«Je hais les voyages et les voyageurs»

vendredi, 15.06.2018

Marc Ehrlich*

Marc Ehrlich, CEO Vipa.

Pendant des années, une stewardesse se jetait sur moi épouvantée en voyant que mon ordinateur portable était toujours allumé au moment du décollage. Elle y voyait un geste d’hostilité envers la survie de l’appareil et de ses passagers. 

Un jour, une déclaration de l’agence américaine de l’aviation a changé cette règle et permis l’utilisation des équipements électroniques tout au long du vol. Je me rappelle encore du regard désespéré des hôtesses ne pouvant plus me priver de la satisfaction de taper mon rapport de voyage au moment de l’atterrissage. Beaucoup de gens ont alors cessé en même temps que moi de croire que toutes les règles incompréhensibles que l’on nous impose de manière intempestive étaient écrites par des experts subtils, prévoyants et pointus. Depuis, les explications sur le port adéquat du gilet de sauvetage alors que l’itinéraire ne survole aucun plan d’eau n’ont plus la même portée pour moi. Même chose pour les chaussures que l’on me demande d’enlever à la sécurité de St-Petersburg, mais pas à Bombay, ailleurs c’est la ceinture. 

A bien réfléchir, toutes ces contraintes ne sont pourtant pas anodines et remplissent peut-être un rôle. Elles constituent un rituel de passage et vous font quitter l’état de sédentaire. 

Des codes et des règles

Elles vous font entrer dans la communauté des voyageurs, espèce particulière vivant sur des codes et des règles singulières. Pour comprendre la forme la plus extravagante de ce phénomène, il faut absolument voir le magnifique film «Up in the air». Georges Clooney y joue le rôle d’un consultant dont la spécialisation et d’annoncer leur licenciement à des collaborateurs pour le compte d’entreprises qui n’ont pas le courage de le faire elle-même. Emprisonné dans ce métier peu agréable, il se réfugie dans une vie sans but si ce n’est de battre le record absolu de miles. Il n’a de contacts qu’avec des personne partageant ce état. Il sera un jour rattrapé par le vide de son existence. Or le voyage devrait être tout le contraire.
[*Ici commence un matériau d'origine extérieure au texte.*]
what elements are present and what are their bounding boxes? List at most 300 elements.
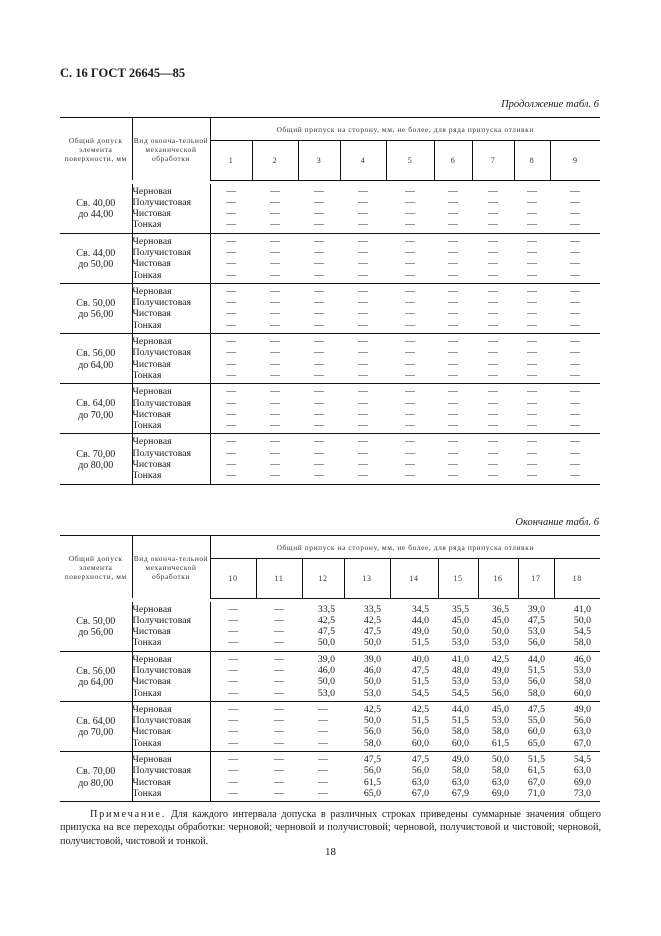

Claude Lévy-Strauss, père de l’ethnologie et philosophe récemment disparu, démarre son livre autobiographique «Tristes tropiques» par une phrase inattendue: Je hais les voyages et les voyageurs. A une époque où l’étude académique des civilisations lointaines se faisait avant tout dans les livres racontant les récits des explorateurs, il décide avant tous ses collègues de partir voir sur le terrain. Il établit une nouvelle science basée sur l’étude des rites, qu’il appellera le structuralisme. 

Son intuition était qu’en étudiant les civilisations les plus éloignées de nous, il pourrait comprendre en fin de compte ce qu’était réellement l’identité humaine, les dénominateurs communs à tous. Il revint de ses voyages avec une théorie qui permettait de cartographier les liens entre tribus. 

La première phrase provocante de son livre avait pour but de critiquer les voyageurs qui dénaturent par leur présence les lieux qu’ils visitent.

Voyager vous permet de prendre du recul sur vous-même et sur le monde extérieur. En découvrant les cultures, les modes de négociation et les dynamiques des autres pays, votre propre monde devient plus clair. Vous vous étonnez à défendre votre identité, mais réalisez que vous êtes un humain avant tout.

Dans le monde des affaires, quel que soit le continent sur lequel vous poserez votre attaché-case, c’est avec ce regard d’empathie que vous réussirez le mieux. Dans la même veine, Marcel Proust écrira d’ailleurs: «Le seul véritable voyage est celui que l’on fait en changeant de regard». Tout est dit.